Is there a way to restrict Dropbox from accessing the hard disk, or decrease the priority of Dropbox's access to the hard disk?
On startup, Dropbox runs files indexing, which brings the system pretty much to a stand still for three minutes.
Is there a way to restrict Dropbox from accessing the hard disk, or decrease the priority of Dropbox's access to the hard disk?
Complementing the answer of Carlos D. Barranco, you can edit the launcher file located in /usr/share/applications/dropbox.desktop
and permanently set a low priority start for dropbox.
In my case, it was also useful to limit the processor usage of dropbox.
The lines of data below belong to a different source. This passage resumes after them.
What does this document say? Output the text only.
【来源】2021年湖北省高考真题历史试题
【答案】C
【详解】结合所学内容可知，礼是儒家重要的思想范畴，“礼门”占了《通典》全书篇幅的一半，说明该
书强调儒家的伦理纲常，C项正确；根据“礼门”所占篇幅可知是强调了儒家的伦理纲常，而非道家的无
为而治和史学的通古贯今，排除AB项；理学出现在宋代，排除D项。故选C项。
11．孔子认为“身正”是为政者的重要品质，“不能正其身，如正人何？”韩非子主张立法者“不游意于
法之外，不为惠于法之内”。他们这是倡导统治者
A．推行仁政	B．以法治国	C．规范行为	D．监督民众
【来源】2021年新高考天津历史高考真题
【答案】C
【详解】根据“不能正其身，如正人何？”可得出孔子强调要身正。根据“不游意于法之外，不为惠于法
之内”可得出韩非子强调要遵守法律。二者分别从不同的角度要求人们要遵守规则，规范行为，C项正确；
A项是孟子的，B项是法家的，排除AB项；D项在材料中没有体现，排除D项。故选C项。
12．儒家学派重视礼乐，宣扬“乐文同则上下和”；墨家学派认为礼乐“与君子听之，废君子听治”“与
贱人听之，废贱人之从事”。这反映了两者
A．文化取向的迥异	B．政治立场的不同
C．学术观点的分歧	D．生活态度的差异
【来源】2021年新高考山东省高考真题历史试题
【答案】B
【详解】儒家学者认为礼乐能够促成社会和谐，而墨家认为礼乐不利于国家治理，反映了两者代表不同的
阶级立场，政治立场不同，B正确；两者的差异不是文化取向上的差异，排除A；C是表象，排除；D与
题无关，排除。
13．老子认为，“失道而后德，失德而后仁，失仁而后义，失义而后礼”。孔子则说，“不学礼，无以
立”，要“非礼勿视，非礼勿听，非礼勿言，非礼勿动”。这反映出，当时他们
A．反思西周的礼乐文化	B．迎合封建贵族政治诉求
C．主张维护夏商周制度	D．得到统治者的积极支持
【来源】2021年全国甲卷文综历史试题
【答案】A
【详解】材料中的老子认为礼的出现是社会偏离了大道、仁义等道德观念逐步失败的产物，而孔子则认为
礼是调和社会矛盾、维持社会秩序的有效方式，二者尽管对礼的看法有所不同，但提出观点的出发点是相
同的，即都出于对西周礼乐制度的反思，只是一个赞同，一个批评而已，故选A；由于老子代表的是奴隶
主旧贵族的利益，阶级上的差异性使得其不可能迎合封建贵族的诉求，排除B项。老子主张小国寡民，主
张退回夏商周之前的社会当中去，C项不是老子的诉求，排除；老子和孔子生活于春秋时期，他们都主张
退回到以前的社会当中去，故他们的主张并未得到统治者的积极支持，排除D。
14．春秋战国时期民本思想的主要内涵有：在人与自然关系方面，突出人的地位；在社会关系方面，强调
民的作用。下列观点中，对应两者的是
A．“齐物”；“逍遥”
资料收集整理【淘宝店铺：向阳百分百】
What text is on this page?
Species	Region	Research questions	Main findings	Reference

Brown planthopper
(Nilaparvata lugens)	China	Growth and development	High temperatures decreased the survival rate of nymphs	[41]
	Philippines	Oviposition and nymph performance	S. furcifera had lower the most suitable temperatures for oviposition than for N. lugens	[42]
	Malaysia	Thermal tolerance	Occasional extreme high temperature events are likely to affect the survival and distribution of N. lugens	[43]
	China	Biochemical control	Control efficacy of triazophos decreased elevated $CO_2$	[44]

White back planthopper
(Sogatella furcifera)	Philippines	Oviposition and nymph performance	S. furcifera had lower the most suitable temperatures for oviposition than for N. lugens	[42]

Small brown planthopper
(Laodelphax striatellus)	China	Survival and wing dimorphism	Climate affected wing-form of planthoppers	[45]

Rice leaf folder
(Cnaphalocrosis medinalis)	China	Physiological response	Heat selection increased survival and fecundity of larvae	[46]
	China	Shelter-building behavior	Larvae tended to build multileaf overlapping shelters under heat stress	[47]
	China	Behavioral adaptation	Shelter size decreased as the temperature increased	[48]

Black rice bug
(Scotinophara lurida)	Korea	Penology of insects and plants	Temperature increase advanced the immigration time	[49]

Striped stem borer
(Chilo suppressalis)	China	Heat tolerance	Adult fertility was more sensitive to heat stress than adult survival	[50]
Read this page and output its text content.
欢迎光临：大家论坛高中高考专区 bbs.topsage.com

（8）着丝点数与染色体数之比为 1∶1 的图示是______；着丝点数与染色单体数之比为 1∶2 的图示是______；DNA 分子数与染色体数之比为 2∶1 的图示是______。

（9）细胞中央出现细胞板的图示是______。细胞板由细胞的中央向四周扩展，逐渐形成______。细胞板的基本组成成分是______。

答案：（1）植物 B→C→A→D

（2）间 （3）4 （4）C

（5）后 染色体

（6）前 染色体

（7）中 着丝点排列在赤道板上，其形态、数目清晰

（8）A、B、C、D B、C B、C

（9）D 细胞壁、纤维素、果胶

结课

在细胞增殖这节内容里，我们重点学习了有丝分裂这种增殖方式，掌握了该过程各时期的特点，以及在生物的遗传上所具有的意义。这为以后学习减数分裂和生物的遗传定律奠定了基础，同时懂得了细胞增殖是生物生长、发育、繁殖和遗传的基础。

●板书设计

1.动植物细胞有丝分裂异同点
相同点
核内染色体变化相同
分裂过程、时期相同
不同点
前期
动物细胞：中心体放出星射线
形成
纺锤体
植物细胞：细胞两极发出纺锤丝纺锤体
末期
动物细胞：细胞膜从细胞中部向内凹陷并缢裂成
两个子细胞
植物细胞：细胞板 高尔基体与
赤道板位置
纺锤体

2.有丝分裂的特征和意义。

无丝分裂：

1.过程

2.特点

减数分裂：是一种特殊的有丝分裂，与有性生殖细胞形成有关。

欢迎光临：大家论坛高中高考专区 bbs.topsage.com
You can install package cpulimit: # apt-get install cpulimit
For example, to limit dropbox up to 20% processor usage: # cpulimit -b -e dropbox -l 20
In order to configure both low IO and low processing for dropbox automatically with the system launch, edit /usr/share/applications/dropbox.desktop
and replace dropbox start -i
by ionice -c 3 dropbox start -i && cpulimit -b -e dropbox -l 20
Command ionice
will set idle priority for IO access and the parameter -l
of cpulimit configures the processing limit in percentual values. More information on cpulimit can be found in: http://www.nixtutor.com/linux/changing-priority-on-linux-processes/
The right command is the following:
ionice -c 3 dropbox start -i
But you have to be careful and deactivate dropbox check box "Start dropbox on system startup" in dropbox config. Otherwise, dropbox will restore the command in the config file to "dropbox start -i" (without ionice call).
Hope this helps.
Running Kubuntu 14.04, the above suggestions did not work. I came up with this one and it solved this problem for me on my Lenovo T510.
In the file /usr/share/applications/dropbox.desktop
, change the Exec
line to read:
Exec=ionice -c 2 -n 7 dropbox start -i
Watching iotop, dropbox gets 99% of the CPU ONLY when no other process wants some time. It shares the hard drive with other processes by lowering it's demand level.
You propably have encrypted home directory? Decrypting all the files on your Dropbox folder takes time and all your CPU capacity (I have the same problem). Switching dropbox process to low priority has the desired effect of un-jamming the computer and syncing still working fine.
I just don't know how to automatically always start Dropbox with lower prioirty.
Maybe a complex solution, but it should work and resolve your problem:
Setup a file system in your system’s memory (tmpfs) and set that as your Dropbox folder. (Anything under /run/
will do this automatically.) It is temporary and will be deleted when you reboot! So you should setup something like a cron-job to periodically synchronize this location to a persistent folder in your home folder.
Update: This article disuses this method for browser profiles.
Alternatively, ionice will let you set the process priority to the file system. It could actually be more complicated to maintain and I am not even sure it does what you want.
pidof dropbox
sudo ionice -c3 -p$$
in /etc/rc.local
can somebody fill in the blanks?! and tell me if this should work.